Arloji di pergelangan tangan
kananku saat itu menunjukkan angka 17.00, Waktu Kota Blitar, Jawa Timur. Warna
cakrawala mulai memerah. Itu pertanda sang senja hendak menyapa.
Masih ada waktu bagiku sekitar 60
menit untuk berangkat ke titik kumpul yakni sebuah Gereja Katolik yang berada
di Kota Blitar, Jawa Timur.
Kebetulan hari itu bertepatan
dengan hari Raya Idul Fitri.
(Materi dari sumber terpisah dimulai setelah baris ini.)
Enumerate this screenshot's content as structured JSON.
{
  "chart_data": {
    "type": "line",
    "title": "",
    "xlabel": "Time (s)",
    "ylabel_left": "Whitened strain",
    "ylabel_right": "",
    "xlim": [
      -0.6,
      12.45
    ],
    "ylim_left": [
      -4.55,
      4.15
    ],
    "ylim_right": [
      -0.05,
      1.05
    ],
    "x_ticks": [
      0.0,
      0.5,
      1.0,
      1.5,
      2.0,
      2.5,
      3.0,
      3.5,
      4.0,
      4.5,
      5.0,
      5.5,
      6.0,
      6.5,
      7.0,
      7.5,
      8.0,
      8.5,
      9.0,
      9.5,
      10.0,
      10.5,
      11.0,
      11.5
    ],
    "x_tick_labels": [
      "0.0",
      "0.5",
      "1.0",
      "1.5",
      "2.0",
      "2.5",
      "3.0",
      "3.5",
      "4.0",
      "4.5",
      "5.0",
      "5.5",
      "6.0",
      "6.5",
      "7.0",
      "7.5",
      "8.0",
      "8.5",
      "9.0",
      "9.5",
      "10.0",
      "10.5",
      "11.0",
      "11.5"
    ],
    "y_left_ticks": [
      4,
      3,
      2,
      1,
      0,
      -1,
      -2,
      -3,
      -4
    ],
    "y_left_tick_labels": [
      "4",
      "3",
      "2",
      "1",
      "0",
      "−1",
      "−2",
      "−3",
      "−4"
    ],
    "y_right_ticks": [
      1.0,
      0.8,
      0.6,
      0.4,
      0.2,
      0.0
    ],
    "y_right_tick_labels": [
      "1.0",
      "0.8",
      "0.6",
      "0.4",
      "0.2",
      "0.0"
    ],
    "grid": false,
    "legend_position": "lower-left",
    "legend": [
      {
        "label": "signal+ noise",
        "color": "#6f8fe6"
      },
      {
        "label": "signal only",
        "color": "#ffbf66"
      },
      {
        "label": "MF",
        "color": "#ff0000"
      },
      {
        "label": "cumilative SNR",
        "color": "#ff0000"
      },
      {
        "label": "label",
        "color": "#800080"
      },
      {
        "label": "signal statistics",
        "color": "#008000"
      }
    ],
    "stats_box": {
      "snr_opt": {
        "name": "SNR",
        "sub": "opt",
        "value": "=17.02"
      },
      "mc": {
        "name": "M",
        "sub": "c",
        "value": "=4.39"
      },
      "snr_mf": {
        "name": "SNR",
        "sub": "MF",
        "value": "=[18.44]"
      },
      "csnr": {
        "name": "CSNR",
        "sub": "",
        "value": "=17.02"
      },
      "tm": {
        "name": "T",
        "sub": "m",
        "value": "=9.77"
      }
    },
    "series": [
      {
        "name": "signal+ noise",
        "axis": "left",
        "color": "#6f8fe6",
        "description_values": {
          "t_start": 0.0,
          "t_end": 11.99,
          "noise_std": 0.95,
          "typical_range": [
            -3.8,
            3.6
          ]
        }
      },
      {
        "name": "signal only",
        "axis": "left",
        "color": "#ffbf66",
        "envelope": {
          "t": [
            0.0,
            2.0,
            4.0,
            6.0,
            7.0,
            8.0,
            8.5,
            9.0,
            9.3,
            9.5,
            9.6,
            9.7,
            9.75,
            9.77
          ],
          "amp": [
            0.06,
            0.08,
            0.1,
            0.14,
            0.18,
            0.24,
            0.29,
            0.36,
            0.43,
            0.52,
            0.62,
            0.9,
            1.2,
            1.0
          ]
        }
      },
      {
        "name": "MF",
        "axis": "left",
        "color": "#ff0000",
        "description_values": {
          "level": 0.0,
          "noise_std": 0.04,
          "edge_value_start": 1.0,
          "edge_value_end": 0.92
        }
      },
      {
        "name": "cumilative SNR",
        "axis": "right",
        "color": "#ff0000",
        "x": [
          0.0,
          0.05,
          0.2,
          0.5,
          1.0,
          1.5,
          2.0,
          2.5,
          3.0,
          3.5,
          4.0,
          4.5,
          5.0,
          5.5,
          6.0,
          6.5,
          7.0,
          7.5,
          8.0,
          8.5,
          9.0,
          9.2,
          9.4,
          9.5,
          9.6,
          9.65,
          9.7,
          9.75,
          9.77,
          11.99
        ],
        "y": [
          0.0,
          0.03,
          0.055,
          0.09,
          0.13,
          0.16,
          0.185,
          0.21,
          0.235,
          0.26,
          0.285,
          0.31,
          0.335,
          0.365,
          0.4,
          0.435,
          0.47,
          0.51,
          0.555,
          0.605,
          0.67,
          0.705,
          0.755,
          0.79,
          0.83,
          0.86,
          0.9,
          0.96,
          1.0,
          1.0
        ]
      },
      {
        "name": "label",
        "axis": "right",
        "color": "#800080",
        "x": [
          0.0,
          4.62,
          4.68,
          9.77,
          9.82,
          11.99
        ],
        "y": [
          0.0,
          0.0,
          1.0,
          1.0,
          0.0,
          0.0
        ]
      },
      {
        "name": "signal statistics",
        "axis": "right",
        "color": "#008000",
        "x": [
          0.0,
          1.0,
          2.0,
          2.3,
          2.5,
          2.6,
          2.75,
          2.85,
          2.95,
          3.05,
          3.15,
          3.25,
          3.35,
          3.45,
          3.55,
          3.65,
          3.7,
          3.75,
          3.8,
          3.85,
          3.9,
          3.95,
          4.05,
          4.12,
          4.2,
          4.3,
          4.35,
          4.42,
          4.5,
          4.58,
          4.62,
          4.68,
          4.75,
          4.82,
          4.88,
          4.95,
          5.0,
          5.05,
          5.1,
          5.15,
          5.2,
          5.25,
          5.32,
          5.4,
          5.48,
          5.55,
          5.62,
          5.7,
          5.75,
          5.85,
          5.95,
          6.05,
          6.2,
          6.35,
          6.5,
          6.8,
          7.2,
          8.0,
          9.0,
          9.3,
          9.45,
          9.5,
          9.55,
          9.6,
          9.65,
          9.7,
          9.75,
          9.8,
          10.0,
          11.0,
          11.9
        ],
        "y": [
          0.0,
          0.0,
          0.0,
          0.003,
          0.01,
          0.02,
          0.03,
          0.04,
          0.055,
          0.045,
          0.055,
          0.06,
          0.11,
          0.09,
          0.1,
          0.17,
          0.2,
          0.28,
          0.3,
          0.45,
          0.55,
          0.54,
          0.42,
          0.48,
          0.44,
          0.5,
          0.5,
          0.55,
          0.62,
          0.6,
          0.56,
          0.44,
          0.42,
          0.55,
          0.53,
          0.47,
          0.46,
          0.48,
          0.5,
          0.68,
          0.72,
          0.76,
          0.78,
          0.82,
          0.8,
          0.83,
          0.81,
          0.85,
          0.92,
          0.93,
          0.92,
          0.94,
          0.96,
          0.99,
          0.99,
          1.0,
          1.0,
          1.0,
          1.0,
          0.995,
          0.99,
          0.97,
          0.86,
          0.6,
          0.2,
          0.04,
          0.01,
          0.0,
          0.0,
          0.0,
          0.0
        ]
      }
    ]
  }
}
Aku sudah berjanji dengan sebagian rekan-rekan
muda di sana untuk bersilaturahmi ke rumah salah seorang tokoh dari kelompok
organisasi keagamaan yang berada di daerah Blitar.
Sambil menunggu, aku coba rileks
sejenak dengan duduk di sebuah pendopo sekitar gereja sore itu. Aku keluarkan
sebungkus kotak berwarna putih dari tas kecil yang kubawa. Aku ambil sebatang
rokok dari dalamnya serta sebuah korek sebagai penyulut apinya.
Rokok pun aku bakar dan aku isap
untuk menjadi kawan di kala menanti para rekan. Aku nikmati isapan demi isapan
dari rokokku. Tanpa terasa, dua batang telah aku ubah menjadi abu dan hanya tersisa
gabus pengisapnya. Namun, teman yang dinanti tak juga tiba.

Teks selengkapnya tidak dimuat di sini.